Nearly 40 million people in the world are living with HIV. In countries such as Botswana, Swaziland, and Lesotho people living with HIV make up a quarter or more of the population. People living with HIV are entitled to the same human rights as everyone else, including the right to access appropriate services, gender equality, self-determination and participation in decisions affecting their quality of life, and freedom from discrimination.

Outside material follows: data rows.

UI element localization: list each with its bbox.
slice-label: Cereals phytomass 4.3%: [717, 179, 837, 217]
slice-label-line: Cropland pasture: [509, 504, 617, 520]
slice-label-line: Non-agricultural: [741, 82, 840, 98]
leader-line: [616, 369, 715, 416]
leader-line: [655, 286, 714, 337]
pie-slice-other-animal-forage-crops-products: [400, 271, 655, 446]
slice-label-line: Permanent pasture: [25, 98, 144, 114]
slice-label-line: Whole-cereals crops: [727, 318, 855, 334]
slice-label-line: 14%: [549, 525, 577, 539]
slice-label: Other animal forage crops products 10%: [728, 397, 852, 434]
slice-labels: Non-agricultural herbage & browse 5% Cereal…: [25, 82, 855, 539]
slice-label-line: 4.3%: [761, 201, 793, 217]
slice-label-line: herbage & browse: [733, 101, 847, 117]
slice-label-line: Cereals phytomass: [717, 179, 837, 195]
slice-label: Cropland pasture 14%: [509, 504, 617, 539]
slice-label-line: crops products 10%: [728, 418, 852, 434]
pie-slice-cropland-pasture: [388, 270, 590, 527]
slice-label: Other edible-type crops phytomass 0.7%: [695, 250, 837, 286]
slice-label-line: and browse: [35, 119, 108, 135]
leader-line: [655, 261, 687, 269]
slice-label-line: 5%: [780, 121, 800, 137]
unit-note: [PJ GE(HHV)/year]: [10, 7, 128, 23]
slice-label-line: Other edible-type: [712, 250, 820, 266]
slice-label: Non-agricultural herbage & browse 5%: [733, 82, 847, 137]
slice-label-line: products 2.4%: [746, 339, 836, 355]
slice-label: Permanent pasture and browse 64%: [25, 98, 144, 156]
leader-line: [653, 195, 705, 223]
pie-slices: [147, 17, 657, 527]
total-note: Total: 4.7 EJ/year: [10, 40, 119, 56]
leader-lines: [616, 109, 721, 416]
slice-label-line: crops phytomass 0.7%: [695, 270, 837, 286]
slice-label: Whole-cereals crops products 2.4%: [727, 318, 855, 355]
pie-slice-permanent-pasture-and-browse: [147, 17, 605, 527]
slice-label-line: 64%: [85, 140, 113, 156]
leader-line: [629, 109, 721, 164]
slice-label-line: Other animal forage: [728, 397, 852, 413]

All national governments and leading development institutions have committed to meeting the eight Millennium Development Goals, which include halving extreme poverty, halting and beginning to reverse HIV and providing universal primary education by 2015. GIPA or the Greater Involvement of People Living with HIV is critical to halting and reversing the epidemic; in many countries reversing the epidemic is also critical to reducing poverty.

What is GIPA?

GIPA is not a project or programme. It is a principle that aims to realize the rights and responsibilities of people living with HIV, including their right to self-determination and participation in decision-making processes that affect their lives. In these efforts, GIPA also aims to enhance the quality and effectiveness of the AIDS response. The idea that personal experiences should shape the AIDS response was first voiced by people living with HIV in Denver in 1983.

The GIPA Principle was formalized at the 1994 Paris AIDS Summit when 42 countries agreed

to support a greater involvement of people living with HIV at all…levels…and to…stimulate the creation of supportive political, legal and social environments.

In 2001, 189 United Nations member countries endorsed the GIPA Principle as part of the Declaration of Commitment on HIV/AIDS. The 2006 Political Declaration on HIV/AIDS unanimously adopted by 192 Member States at the 2006 High Level Meeting on AIDS also advocated the greater involvement of people living with HIV.